Я положил ему руку на плечо.
– Стойте! Не делайте этого!
– Святой отец, я привел вас сюда не для того…
– Пожалуйста, расскажите кардиналу-библиотекарю о вашей находке. Реставраторы все сделают как надо, а мы рискуем ее повредить.
– Кардиналу-библиотекарю?! – вскипел он. – Вы же сказали, что я могу вам доверять! Вы дали мне слово!
– Уго, стоит испортить страницы – и у вас ничего не будет. И ни у кого не будет. Никогда.
– Я пришел сюда не для того, чтобы выслушивать лекции. Отец Симон сказал, что у вас есть опыт работы с…
Я поднял манускрипт высоко в воздух.
– Стойте! – крикнул он. – Вы сигнализацию запустите!
Когда книга вернулась на уровень моих глаз, я сказал:
– Посветите фонариком под углом. Может быть, разгляжу нажим пера.
Он недоуменно посмотрел на меня, потом похлопал себя по карманам и извлек из одного маленькую лупу.
– Ну хорошо.

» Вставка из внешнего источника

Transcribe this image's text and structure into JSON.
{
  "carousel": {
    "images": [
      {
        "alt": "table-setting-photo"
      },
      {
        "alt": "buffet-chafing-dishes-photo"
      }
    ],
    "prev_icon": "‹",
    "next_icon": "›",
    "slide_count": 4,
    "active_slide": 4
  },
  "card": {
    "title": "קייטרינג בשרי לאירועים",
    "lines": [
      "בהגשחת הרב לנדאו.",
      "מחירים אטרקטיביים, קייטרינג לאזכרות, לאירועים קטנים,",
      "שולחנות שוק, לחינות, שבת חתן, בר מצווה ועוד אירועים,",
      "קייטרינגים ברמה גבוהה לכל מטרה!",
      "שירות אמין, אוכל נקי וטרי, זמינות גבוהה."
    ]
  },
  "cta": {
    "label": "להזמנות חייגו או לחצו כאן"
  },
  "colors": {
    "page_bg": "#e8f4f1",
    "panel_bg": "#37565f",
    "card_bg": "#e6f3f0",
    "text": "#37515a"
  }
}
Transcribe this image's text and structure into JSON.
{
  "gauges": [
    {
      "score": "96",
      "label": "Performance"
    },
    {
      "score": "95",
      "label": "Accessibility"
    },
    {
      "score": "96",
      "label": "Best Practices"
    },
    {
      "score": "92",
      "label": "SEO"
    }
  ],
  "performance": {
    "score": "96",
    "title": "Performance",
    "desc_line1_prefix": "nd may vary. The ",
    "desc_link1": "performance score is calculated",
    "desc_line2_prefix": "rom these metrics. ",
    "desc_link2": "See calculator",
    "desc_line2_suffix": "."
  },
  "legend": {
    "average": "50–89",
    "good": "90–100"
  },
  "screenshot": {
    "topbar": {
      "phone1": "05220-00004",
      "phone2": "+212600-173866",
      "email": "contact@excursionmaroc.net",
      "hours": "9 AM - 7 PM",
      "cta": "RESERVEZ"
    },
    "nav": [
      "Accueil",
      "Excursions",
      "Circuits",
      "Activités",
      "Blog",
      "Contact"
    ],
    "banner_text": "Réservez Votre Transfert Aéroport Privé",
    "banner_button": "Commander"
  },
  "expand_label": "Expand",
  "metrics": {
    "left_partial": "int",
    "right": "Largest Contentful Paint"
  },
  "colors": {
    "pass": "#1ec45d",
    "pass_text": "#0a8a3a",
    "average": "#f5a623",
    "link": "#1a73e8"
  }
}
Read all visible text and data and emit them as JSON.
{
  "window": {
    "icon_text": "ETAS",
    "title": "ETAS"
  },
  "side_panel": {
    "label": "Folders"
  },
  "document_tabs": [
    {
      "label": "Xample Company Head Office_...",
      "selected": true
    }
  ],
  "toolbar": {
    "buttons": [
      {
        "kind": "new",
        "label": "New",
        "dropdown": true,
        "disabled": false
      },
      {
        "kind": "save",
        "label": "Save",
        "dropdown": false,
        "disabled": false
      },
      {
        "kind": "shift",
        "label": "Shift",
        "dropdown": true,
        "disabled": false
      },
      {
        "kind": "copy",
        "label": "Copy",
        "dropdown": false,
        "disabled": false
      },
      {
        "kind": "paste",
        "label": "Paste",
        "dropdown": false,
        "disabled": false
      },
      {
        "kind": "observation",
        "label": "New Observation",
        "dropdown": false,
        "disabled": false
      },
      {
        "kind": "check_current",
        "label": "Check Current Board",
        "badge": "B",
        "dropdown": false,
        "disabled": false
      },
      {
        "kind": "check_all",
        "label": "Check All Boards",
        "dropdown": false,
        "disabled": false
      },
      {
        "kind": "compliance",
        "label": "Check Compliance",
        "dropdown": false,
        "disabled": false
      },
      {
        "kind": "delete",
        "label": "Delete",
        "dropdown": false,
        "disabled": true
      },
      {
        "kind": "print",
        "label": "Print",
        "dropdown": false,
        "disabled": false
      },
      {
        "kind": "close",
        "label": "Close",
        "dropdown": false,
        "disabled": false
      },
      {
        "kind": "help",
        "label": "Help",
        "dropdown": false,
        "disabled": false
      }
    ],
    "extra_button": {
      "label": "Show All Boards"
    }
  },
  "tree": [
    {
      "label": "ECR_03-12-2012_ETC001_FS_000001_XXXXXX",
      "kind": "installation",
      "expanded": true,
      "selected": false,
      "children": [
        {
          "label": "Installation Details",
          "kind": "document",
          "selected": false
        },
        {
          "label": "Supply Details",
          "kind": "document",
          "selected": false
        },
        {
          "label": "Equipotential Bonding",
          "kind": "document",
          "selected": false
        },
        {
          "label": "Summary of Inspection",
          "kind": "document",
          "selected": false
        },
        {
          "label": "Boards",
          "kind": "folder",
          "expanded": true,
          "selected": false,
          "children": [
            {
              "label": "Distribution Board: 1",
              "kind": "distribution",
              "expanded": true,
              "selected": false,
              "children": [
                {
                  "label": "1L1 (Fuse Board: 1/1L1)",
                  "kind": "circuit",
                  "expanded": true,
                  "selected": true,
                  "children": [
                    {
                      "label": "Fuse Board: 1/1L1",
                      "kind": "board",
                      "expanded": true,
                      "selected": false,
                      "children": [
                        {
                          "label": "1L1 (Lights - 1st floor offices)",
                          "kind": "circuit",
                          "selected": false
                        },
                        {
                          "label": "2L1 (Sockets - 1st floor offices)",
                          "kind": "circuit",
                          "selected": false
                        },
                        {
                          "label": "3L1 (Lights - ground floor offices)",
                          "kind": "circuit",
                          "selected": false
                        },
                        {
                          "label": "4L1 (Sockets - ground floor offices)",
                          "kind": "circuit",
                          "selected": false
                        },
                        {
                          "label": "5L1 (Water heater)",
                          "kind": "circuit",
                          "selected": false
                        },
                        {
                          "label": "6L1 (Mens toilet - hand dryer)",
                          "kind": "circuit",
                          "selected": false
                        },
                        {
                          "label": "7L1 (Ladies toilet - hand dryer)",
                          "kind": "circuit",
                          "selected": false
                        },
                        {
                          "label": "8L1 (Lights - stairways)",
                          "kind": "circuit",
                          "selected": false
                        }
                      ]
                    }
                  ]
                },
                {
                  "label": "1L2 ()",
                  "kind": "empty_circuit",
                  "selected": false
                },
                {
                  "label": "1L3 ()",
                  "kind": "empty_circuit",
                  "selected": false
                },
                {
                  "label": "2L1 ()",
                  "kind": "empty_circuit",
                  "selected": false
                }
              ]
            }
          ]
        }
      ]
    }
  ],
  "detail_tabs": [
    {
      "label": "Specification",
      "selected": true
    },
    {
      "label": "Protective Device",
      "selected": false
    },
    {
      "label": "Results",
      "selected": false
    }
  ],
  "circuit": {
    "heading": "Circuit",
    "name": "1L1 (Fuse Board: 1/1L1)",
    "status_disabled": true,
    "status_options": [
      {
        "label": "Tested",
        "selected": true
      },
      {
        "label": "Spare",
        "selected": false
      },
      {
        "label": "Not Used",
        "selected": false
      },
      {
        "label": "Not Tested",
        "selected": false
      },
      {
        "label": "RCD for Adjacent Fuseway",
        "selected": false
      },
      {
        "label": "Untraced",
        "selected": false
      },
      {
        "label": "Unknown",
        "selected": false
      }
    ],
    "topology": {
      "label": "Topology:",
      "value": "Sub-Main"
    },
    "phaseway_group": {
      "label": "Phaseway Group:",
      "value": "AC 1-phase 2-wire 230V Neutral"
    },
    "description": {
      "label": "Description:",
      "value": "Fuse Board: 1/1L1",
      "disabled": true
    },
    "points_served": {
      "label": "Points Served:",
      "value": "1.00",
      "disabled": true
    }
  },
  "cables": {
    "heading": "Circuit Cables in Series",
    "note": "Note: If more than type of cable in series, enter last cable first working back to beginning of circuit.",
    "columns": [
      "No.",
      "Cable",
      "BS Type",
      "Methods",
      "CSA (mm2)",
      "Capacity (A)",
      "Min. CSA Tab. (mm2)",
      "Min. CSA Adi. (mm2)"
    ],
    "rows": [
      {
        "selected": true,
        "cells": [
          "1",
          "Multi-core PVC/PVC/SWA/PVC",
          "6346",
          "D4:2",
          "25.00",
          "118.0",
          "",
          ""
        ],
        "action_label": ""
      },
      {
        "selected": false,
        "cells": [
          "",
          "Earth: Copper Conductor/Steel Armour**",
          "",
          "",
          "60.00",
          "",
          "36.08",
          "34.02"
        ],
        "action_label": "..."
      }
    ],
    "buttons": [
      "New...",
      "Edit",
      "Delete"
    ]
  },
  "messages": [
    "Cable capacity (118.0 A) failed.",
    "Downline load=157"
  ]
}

Вот, возьмите.
Сто лет назад утерянная книга Архимеда обнаружилась в греческом православном монастыре, где она скрывалась на самом видном месте. Средневековый монах стер трактат, со-скребя чернила с пергамента, и вместо него написал на чистых страницах литургический текст. Но при правильном освещении, под нужным углом, оказалось возможно увидеть старые вмятины, следы первого пера.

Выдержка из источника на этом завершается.